An op-ed in the Financial Times by Martin Wolf calls for strong action by the UK government to prevent the increasingly high energy prices from falling disproportionately on the poor. He says:
It would be a crime and a folly to let the domestic costs of the war fall disproportionately on the least well off. Solidarity in sharing these burdens is obligatory. So, too, is willingness to shed shibboleths. In wartime, markets are not sacrosanct. Price controls, even rationing, must be on the table.
So, while imported gas is a big tail, there is no reason at all why it should wag the energy dog. As an emergency measure, the government can and should impose price controls on domestic gas producers and generators of nuclear and renewable electricity. These prices should be substantially higher than prewar, but not at today’s “Putin levels”. The government should also subsidise the price of gas imports to these controlled levels. These controls (and subsidies) should end when prices of imports fall back, as they surely will.

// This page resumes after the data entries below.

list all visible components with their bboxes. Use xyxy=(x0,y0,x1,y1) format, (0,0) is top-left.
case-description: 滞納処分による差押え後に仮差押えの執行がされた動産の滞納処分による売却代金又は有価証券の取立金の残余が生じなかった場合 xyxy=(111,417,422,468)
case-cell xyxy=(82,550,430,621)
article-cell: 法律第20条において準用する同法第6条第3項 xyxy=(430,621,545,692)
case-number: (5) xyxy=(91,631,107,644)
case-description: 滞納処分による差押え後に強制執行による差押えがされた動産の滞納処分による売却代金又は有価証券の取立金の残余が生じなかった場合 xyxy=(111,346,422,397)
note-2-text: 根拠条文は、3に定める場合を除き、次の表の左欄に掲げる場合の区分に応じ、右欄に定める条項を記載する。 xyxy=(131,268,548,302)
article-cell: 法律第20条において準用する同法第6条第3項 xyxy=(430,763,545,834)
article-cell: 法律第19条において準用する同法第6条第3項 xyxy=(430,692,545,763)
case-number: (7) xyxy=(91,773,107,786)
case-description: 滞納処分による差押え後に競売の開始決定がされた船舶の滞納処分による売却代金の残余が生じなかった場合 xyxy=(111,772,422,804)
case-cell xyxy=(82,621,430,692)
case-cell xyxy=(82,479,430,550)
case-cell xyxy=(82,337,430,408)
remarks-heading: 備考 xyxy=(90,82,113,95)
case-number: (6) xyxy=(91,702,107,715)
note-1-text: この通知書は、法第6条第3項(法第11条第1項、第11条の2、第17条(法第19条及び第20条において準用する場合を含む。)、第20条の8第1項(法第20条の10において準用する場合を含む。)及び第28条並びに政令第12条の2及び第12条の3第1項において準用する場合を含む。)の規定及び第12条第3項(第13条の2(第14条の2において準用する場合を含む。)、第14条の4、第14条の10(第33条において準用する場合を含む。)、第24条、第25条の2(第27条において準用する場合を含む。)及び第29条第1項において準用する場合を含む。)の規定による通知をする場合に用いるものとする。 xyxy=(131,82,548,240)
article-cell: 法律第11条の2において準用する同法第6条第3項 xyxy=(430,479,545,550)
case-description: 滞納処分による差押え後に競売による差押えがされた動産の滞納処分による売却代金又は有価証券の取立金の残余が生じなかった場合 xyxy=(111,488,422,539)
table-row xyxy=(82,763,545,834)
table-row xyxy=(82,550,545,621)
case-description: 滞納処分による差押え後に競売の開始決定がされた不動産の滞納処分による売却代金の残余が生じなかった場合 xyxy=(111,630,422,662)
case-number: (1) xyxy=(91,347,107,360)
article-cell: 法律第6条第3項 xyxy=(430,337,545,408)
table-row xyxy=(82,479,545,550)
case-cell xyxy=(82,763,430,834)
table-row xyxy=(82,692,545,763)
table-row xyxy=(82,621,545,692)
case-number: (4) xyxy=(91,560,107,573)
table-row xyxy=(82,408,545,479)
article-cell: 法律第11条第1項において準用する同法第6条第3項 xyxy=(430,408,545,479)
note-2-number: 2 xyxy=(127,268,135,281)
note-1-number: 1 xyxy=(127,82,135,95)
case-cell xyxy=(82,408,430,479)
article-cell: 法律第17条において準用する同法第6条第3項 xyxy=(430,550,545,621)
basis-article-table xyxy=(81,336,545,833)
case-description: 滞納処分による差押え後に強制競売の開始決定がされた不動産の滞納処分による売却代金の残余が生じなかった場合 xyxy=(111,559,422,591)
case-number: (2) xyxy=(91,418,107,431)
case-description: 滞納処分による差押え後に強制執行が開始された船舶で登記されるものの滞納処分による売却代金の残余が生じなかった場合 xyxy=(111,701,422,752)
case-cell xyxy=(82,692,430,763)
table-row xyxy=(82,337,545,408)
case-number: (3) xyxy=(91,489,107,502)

The government will also need to fund the envisaged subsidies and targeted assistance to the vulnerable. Again, as in wartime, this should be done through additional borrowing and taxes on the well off justified as a special and temporary “solidarity levy”. This will not go down well with many members of the Conservative party. Yet the new prime minister needs to remember that this electorate need never again be their concern. The nation as a whole definitely is.
This is war. The government must act. Tinkering is not enough. Go big. Be bold.